Coaches have been instructed to consider the individual medical conditions of athletes and their differing levels of physical conditioning during the acclimatization period. They’re also encouraged to reduce the physical exertion when the heat becomes excessive. Unlimited amounts of water must be provided to athletes, and coaches are never allowed to withhold water from athletes.

Schools are required to monitor to the wet bulb globe temperature when activities are taking place outdoors in heat. The NCHSAA has set guidelines that schools must follow based on the the wet bulb globe temperature:

  • Less than 80 degrees: Unlimited activity with primary cautions for new or unconditioned athletes or extreme exertion; schedule mandatory rest/water breaks (5 min water/rest break every 30 min)
  • 80-84.9 degrees: Normal practices for athletes; closely monitor new or unconditioned athletes and all athletes during extreme exertion. Schedule mandatory rest/water breaks. (5 min water/rest break every 25 min)
  • 85-87.9 degrees: New or unconditioned athletes should have reduced intensity practice and modifications in clothing. Well-conditioned athletes should have more frequent rest breaks and hydration as well as cautious monitoring for symptoms of heat illness. Have cold or ice immersion pool on site for practices. Schedule frequent water/rest breaks. (5 min water/rest break every 20 min)
  • 88-89.9 degrees: All athletes must be under constant observation and supervision. Remove pads and equipment. Have cold or ice immersion pool on site for practice. Schedule frequent mandatory rest/water breaks. (5 min water/rest break every 15 min).
  • 90+ degrees: Suspend all practices. Competition may continue with mandatory water breaks as designated by the gameday administrator.

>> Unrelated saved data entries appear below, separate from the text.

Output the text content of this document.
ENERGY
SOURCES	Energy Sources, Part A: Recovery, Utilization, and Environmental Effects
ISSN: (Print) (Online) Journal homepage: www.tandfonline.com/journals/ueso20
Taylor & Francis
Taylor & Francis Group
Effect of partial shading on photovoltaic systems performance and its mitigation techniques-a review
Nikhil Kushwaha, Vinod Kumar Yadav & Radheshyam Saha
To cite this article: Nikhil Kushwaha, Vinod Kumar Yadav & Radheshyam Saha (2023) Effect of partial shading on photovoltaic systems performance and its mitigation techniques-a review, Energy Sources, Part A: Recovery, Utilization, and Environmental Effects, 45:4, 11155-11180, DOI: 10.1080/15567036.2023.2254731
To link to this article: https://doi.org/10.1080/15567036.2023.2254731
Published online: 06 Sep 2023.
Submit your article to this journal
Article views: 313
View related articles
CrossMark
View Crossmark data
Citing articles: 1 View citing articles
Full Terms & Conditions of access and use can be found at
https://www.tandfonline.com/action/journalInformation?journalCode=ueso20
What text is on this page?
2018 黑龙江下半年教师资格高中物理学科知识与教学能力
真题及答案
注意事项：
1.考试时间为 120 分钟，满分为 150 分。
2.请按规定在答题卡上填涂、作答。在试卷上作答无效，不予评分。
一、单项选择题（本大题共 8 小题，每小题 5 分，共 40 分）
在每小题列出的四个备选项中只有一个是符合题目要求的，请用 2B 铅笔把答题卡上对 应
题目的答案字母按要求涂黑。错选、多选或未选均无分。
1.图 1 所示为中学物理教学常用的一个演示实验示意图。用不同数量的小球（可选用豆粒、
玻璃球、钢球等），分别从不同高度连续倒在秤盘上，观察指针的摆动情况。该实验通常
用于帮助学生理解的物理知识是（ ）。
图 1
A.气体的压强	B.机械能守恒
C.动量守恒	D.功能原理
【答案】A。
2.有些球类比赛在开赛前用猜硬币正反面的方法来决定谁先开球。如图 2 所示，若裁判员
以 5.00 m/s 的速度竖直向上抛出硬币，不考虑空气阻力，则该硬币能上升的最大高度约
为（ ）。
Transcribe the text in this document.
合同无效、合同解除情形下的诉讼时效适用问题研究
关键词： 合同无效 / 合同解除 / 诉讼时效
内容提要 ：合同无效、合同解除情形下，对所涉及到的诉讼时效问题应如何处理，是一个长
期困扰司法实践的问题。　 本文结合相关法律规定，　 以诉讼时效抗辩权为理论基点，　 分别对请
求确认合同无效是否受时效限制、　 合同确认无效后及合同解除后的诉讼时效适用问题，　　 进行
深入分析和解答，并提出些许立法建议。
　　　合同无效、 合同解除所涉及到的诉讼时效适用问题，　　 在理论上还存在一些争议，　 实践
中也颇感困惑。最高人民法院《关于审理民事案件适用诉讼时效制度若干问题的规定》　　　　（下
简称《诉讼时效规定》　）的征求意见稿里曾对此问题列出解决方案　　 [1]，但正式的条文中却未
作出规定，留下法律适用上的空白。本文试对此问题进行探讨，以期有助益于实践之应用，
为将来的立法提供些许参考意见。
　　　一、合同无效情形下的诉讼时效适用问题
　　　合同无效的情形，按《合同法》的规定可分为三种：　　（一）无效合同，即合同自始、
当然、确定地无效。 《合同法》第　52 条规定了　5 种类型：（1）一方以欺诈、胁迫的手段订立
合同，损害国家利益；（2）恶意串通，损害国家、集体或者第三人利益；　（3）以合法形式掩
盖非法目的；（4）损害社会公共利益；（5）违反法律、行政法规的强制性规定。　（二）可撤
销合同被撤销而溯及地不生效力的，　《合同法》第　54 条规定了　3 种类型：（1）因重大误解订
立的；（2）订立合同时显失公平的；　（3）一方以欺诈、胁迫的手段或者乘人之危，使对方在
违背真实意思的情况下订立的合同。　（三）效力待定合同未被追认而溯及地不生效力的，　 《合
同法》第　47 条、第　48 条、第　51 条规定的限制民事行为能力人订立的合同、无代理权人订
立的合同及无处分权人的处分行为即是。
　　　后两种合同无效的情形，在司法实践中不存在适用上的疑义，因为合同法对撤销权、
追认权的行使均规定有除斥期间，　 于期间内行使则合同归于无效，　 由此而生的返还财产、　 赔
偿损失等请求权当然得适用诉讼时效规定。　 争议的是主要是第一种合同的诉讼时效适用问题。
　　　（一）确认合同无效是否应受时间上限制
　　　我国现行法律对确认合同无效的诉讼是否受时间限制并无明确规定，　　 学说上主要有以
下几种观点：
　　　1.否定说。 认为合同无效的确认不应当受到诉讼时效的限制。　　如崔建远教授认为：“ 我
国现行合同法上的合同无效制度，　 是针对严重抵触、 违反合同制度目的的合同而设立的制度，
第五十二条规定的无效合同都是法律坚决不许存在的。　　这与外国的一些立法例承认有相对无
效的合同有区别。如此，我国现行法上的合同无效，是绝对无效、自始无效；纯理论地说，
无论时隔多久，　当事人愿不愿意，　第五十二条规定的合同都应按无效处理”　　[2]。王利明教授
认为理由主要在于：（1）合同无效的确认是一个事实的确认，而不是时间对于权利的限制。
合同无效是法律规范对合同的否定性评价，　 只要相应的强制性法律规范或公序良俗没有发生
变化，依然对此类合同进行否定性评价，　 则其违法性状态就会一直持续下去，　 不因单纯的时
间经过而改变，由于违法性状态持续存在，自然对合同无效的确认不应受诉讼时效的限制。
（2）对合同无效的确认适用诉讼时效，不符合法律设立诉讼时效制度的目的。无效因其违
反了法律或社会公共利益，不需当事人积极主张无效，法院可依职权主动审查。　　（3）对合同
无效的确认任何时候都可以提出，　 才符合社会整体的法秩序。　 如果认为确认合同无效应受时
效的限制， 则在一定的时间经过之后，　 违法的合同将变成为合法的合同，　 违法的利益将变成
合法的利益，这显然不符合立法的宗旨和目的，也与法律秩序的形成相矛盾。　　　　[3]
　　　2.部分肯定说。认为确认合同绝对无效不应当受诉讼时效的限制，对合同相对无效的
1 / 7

These are minimum standards set by the NCHSAA. Individual schools and school districts can have more restrictive guidelines, but they cannot be less restrictive. For example, some school districts prevent activities during certain hours in the middle of the day during the summer.

Athletes also play a key role in the prevention of heat illnesses. Hydrating outside of practices is important. Athletes should ensure they are hydrating in the days before and after exposure to intense heat, and replacing the fluids lost during practice. Athletes should avoid drinks with sugar and caffeine.

How NC high school football players are acclimated to heat

The N.C. High School Athletic Association has very specific guidelines for high school football teams when it comes to heat acclimatization. All football teams are required to follow these standards beginning on the first official day of practice

Practice Time Guidelines: On the first five days of official practices, schools cannot hold more than one practice per day and total practice time cannot exceed three hours in any one day. Teams can hold a maximum of a one-hour walkthrough during the first five days, but there must be a minimum three-hour break in a cool environment between practices and walkthroughs.

Beginning on the sixth practice day, double-practices can be held, but a double-practice day must be followed by a single-practice day. On double-practice days, neither practice can go longer than three hours, and the total practice time cannot surpass five hours.

Equipment Guidelines: On the first two days of practice, players can only wear helmets. Shoulder pads can be added on days 3-5 and contact with blocking sleds and tackling dummies is allowed. All equipment can be worn and full contact can begin on day six.